Villanos aparte, lo que impulsa la astucia de Frank en la confección de la intriga es justamente lo que malogra los rasgos heroicos de sus criaturas y los acerca peligrosamente a ese otro lado de la barrera entre el bien y el mal. Así como la dotada Beth Harmon de Gambito de dama exprimía su talento en el ajedrez como réplica del tablero global de la Guerra Fría, moviendo cada pieza con inteligencia y explotando su doble condición de jugadora y adicta, el propio Mork explora sus oscuridades en la búsqueda de un mal que está más cerca de lo imaginado, en tanto la propia pesquisa sobre el destino de Merrit Lingard es también el hallazgo del propio.

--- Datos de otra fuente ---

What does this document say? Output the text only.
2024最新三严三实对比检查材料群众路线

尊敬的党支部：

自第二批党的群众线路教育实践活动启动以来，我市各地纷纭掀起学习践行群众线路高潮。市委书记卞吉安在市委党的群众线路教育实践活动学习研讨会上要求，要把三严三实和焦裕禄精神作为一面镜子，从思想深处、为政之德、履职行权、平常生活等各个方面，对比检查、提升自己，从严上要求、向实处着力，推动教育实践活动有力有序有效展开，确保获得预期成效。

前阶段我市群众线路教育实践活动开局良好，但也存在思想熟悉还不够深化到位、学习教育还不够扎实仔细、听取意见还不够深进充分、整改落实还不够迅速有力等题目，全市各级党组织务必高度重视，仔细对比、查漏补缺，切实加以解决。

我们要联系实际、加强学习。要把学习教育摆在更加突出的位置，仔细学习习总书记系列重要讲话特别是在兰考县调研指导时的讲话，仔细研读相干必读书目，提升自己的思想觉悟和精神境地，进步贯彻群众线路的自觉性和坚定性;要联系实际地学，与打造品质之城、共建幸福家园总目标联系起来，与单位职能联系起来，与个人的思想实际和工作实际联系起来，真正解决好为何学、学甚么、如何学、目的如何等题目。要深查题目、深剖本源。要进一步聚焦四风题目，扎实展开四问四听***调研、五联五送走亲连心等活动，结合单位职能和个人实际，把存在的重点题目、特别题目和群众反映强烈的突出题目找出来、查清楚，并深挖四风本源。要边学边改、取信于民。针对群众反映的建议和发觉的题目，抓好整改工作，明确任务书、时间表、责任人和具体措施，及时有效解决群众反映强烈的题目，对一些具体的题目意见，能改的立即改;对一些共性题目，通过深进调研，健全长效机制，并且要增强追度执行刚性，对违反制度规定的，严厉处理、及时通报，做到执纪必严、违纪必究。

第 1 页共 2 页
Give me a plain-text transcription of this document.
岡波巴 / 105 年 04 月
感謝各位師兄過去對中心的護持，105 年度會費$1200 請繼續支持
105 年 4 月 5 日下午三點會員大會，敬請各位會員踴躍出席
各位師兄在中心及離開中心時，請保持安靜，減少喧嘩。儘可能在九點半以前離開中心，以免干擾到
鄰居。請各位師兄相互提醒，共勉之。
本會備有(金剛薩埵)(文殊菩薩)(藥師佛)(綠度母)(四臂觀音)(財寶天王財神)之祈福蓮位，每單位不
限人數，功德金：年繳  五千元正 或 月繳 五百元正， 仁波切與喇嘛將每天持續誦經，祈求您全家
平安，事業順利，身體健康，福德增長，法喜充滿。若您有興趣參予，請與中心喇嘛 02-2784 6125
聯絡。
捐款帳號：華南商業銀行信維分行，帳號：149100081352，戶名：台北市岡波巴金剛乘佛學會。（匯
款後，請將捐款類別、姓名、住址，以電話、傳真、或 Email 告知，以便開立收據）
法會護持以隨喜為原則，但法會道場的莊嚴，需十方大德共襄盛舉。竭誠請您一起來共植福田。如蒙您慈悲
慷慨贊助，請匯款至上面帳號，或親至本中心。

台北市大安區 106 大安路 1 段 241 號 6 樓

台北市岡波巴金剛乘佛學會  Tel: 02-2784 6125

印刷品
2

La unión de ambos casos no es solo narrativa sino moral, son los verdaderos termómetros de un mundo grisáceo donde el atisbo de la más mínima inteligencia encuentra la brutal respuesta de la violencia y el doloroso recorrido de la redención. “Decidí hacer de Morck un hombre heroico a su pesar. Su entrega es silenciosa, al igual que su castigo inicial. Sin declaraciones, sin conversaciones, sin escenas con las que yo como escritor me sintiera incómodo”, concluye Frank. Es justamente lo humano de esos héroes mancillados lo que les priva de cualquier condecoración del poder.